Travaux de 2022
The Favourite – Yórgos Lánthimos – 2018
Yórgos Lánthimos propose une vision moderne de l’aristocratie anglaise durant le siècle des Lumières, se focalisant sur la reine Anne, jouée par Olivia Colman. Le réalisateur use de plans fisheyes et de plans larges pour rendre compte de la grandeur et de la richesse des lieux, contrastants avec l’hystérie et le deuil de la reine Anne, de la vie luxueuse et finalement peu enrichissante intellectuellement qui se déroule au château.
La musique commence par une voix d’enfant, qui incarne les 17 enfants perdus de la reine, puis un accompagnement aux cordes avec un violoncelle sans vibrato pour accentuer le côté baroque. Il y a deux mouvements, la traversée du couloir en pleine déréalisation et le retour en fauteuil roulant. Le premier mouvement est lyrique, la mélodie est tenue au violoncelle, avec l’intervention d’un chœur d’enfants au passage du bébé. La fin de la scène se termine par un cluster de pizzicatos aux violons, descendants à mesure que la reine se laisse raccompagner dans sa chambre par sa servante.
The Walking Dead – Frank Darabont – 2010
Le générique de Walking Dead montre une version plutôt simplifiée par le dessin et le photo-montage de ce que représente la série en général. On a ici des hordes de zombies, des arbres et des corbeaux, des personnages à cheval et des tombes. En réalité la série est plut sanglante que ça, on a beaucoup de premier degré et le réalisme est glaçant.

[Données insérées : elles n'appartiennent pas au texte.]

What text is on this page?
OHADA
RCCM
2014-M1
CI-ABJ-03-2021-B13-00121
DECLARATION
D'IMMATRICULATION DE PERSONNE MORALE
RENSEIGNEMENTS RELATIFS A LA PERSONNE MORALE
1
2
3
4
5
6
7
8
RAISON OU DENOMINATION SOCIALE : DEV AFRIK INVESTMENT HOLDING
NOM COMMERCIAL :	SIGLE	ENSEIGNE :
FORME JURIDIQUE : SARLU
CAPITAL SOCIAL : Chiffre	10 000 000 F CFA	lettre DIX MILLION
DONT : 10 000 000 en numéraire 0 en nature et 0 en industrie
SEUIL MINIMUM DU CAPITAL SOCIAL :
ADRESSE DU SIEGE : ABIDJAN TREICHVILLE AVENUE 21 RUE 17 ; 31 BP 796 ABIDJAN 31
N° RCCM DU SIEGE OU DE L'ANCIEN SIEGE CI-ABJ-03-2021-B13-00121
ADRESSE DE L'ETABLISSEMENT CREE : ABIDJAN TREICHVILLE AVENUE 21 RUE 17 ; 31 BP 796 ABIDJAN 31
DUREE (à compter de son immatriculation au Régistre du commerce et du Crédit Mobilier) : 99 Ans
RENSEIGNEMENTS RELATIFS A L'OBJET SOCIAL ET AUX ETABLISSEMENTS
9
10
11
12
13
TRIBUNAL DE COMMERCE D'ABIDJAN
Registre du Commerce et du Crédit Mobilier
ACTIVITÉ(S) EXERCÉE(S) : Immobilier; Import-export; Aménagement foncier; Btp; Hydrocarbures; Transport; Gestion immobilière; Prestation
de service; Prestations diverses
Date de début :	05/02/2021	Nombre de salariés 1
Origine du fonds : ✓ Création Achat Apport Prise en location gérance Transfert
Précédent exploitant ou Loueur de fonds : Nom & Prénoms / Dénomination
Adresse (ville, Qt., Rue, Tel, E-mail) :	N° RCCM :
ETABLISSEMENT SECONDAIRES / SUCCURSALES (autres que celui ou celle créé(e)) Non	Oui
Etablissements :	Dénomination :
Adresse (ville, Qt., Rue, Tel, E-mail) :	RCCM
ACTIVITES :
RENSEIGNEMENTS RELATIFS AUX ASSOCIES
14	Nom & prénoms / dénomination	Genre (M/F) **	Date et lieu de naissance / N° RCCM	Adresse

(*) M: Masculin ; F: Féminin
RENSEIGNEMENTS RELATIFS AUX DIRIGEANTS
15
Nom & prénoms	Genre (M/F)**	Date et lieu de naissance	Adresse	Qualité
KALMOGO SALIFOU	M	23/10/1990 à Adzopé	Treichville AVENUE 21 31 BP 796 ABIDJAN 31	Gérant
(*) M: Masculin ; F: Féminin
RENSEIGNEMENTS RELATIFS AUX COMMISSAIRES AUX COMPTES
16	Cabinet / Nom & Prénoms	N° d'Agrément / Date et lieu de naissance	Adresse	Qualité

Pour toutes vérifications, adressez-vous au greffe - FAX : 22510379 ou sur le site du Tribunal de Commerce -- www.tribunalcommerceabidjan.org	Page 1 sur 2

La musique du générique présente une mélodie « ritournelle » assez atypique, revenant au demi-ton supérieur à chaque cadence, inlassablement, comme ces hordes de zombies. La musique démarre avec une basse électronique sautillante qui rappelle les cordeaux par le timbre, contrastant avec un jeu col legno syncopé aux violoncelles. Les cuivres et les vents modifiés sur logiciel ajoutent un aspect irréel et les voix chuchotées représentent une part de mystère, elles sont pensées pour incarner les zombies.
Still Alice – Richard Glatzer, Wash Westmoreland – 2014
Dans cet extrait, on voit une mère (atteinte d’alzheimer précoce) discuter avec sa fille de son avenir professionnel. Il y a dans ces scènes intimes une volonté de montrer les premiers déclins cognitifs de la mère, la lassitude du mari, et les premières réactions d’une fille heurtée dans son intimité.
La musique est inspirée par cette perte de mémoire, basée sur une mélodie plutôt lyrique avec des sauts d’octaves descendants. J’ai essayé d’exprimer au mieux cette perte d’information au travers de silences et d’effets de jeux du violon (pizzicato, tremolo, staccato, etc.) liés par des notes harmoniques aiguës. Ainsi, on se sent en accord avec la situation, avec les moments d’errance de cette mère qui fait de son mieux pour vivre avec sa maladie. On n’exagère pas plus le tragique qui se joue, mais on l’accompagne avec légèreté.